勒夫爾教授是少有的突破阿倫特極權主義研究框架,將共產主義極權與法西斯極權同等看待的思想家。他於2010年離世,他關於人權、民主、極權主義的研究大多成熟於80年代,而至今仍然閃爍着真知的光芒。
人權主義問世質疑傳統
對人權歷史的反思有助於更好的理解今天社會發展的動向。人權運動發軔兩個多世紀之後,在法國及其他歐美國家,隨着人權意識的提升,權利觀念的豐富和深化,尤其是在社會、文化等領域的擴展,基本人權不同層面之間的內在緊張也漸漸顯露。如今的西方社會,對於權利的訴求日益廣泛:刑事訴訟增多,社會司法化加強,在婦女、兒童、同性戀等問題之後,同性婚姻,性別變異,環境污染問題以及後來居上的移民權利問題等等。面對名目繁多的權利訴求,從人權歷史進程的角度如何理解又如何面對?
80年代末,一個新概念「人權主義」(droits de l' hommisme)在法國問世。此概念基本反映了法國保守輿論一派對人權傳統的質疑。何謂人權主義?布魯塞爾自由大學教授拉克瓦(Justine Lacroix)給人權主義做了一個很有意思的界定。她表示,人權主義是贈送給一種思潮的貶義名稱,該思潮認為人權即是全部政治。這是一種態度,企圖將各種慾望(例如對孩子的渴望)轉化為權利訴求。這個新詞所譴責的是一種極端的自戀、激進的訴求,是公民喪失集體意識的當代心理,是一種會威脅到國家共同體的脫鈎意識。按照這一定義,人權主義實際上是一種以人權之名爭取個體利益的極端個人主義!

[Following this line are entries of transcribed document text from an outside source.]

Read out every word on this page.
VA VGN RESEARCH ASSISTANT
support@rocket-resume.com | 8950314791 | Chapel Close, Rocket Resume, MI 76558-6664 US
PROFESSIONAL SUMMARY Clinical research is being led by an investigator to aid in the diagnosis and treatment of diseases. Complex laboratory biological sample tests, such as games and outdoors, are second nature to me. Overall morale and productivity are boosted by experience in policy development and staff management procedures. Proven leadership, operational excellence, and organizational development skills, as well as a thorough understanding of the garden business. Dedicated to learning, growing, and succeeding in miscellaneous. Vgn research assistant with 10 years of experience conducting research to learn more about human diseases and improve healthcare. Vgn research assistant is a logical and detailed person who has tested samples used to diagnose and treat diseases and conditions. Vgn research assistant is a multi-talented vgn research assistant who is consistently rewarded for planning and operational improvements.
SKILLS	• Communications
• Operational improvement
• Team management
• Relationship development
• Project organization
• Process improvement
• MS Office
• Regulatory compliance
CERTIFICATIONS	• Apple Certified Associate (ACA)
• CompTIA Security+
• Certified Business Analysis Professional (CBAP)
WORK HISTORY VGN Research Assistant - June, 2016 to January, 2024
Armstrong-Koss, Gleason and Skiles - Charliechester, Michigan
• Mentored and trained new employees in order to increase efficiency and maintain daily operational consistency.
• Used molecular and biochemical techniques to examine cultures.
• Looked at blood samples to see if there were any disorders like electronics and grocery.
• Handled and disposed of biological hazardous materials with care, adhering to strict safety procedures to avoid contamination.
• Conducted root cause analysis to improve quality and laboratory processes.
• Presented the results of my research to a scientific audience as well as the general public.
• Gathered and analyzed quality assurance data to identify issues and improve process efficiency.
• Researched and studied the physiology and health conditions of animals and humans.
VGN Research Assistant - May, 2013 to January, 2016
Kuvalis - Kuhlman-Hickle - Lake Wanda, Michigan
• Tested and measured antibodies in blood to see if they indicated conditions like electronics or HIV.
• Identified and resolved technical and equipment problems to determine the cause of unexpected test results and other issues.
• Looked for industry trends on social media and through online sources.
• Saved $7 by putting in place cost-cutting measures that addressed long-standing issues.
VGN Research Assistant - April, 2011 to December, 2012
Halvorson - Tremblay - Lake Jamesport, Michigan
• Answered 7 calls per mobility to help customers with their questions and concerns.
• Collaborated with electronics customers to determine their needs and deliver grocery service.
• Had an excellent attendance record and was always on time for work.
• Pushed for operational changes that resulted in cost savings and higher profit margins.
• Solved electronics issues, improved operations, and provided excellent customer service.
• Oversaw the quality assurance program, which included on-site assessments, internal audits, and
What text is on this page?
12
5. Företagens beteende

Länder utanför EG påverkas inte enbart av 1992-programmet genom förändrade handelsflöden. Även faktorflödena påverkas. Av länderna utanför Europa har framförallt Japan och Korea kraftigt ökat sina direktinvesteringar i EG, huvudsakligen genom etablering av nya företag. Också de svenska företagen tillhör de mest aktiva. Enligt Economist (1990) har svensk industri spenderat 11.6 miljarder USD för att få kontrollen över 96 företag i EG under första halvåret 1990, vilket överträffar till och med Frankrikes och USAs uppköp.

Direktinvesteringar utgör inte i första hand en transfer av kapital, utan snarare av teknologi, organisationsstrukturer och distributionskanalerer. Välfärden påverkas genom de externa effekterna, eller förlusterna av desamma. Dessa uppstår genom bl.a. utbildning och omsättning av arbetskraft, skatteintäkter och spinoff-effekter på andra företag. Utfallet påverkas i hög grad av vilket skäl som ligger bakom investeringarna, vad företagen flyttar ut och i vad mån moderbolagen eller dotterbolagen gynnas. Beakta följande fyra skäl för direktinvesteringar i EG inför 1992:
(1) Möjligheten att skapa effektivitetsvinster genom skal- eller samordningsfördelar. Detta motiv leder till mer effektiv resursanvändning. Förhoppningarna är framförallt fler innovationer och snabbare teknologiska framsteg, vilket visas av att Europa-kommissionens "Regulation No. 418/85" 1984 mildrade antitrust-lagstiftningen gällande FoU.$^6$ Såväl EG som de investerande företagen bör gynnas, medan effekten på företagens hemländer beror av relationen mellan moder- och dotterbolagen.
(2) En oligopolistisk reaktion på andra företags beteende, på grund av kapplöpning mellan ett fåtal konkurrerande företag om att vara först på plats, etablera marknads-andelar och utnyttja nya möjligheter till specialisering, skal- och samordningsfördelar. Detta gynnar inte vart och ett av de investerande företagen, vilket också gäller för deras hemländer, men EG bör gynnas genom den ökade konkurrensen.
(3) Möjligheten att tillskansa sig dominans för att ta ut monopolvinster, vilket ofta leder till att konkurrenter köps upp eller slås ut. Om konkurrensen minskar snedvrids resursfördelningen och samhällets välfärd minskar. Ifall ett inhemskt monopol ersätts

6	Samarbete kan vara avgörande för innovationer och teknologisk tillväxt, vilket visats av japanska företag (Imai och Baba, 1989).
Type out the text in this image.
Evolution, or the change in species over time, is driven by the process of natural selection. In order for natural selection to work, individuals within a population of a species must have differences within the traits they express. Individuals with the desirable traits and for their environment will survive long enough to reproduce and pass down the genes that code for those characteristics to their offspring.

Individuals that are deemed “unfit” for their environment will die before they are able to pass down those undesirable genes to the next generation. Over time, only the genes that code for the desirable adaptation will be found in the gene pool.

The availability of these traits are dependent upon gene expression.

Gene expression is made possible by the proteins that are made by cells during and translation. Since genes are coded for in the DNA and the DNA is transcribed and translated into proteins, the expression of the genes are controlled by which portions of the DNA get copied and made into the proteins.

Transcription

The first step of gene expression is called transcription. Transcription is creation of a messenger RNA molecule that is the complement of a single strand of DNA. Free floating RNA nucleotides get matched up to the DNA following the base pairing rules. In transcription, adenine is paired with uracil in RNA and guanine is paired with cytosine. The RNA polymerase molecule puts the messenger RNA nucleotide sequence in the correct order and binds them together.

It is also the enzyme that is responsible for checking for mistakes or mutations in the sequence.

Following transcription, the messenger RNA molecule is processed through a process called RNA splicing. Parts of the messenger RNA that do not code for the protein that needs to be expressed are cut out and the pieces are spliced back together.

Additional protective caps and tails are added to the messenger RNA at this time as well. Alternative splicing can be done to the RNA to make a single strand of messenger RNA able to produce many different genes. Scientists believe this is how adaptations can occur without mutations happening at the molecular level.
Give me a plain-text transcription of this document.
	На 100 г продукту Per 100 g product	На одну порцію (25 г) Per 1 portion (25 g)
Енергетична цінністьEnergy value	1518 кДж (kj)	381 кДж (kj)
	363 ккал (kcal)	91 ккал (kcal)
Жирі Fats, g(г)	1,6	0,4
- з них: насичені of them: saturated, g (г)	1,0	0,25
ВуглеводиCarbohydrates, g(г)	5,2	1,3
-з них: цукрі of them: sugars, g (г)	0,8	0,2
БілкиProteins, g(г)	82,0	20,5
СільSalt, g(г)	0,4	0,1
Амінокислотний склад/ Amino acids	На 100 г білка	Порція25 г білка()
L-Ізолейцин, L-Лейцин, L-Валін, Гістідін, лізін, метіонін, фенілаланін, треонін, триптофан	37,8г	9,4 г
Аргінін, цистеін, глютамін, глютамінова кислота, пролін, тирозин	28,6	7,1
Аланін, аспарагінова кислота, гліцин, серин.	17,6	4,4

不過,拉克瓦教授也同時指出,沒有人聲稱自己是人權主義者,而是否真的存在一種認為人權應構成政治的全部內容的思想潮流和政治運動也還有待於觀察。換句話說,在這位學者看來,被稱之為人權主義而被痛加批判的這種思潮既沒有理論上的領軍人,也不存在行動上的實踐者。因此,人權主義本身是否存在還是一個疑問。
拉克瓦教授無疑應該是人權主義思潮的研究權威,她會同布魯塞爾自由大學另一位哲學教授布朗舍爾(Jean-Yves Pranchère)於2016年和2019年出版《人權的訴訟》和《人權會否使人愚蠢?》兩部專著,對關於人權主義尤其是「反人權主義」的論述進行了全面盤點,第一次將思想界有關人權問題的爭論系統地呈現於公共輿論界。總括起來看,對人權主義的批判大致圍繞三個方面。
一是個體權利訴求的擴張導致個人主義膨脹,個人主義的膨脹又導致公民意識的削弱。第二是人權與資本主義制度結盟。個體權利的勝利與市場統治地位的不可動搖成為資本主義的兩翼。第三方面的批評來自民粹主義,以維護民族認同之名反對現行移民整合政策。針對上述對權利訴求的批評,卡拉瓦與布朗舍爾給予了明確的反駁,對當今的某些社會現象如對權利訴求等提出了完全不同的闡釋。鑒於篇幅我們不能在此展開有關論題,但是回到前述勒夫爾的結論,我們可以說,1789年法國《人權宣言》所開啟的,由權利訴求所推動的近代歷史巨輪仍在轟隆向前,不可阻擋。
原刊於《明報月刊》,本社獲作者授權轉載。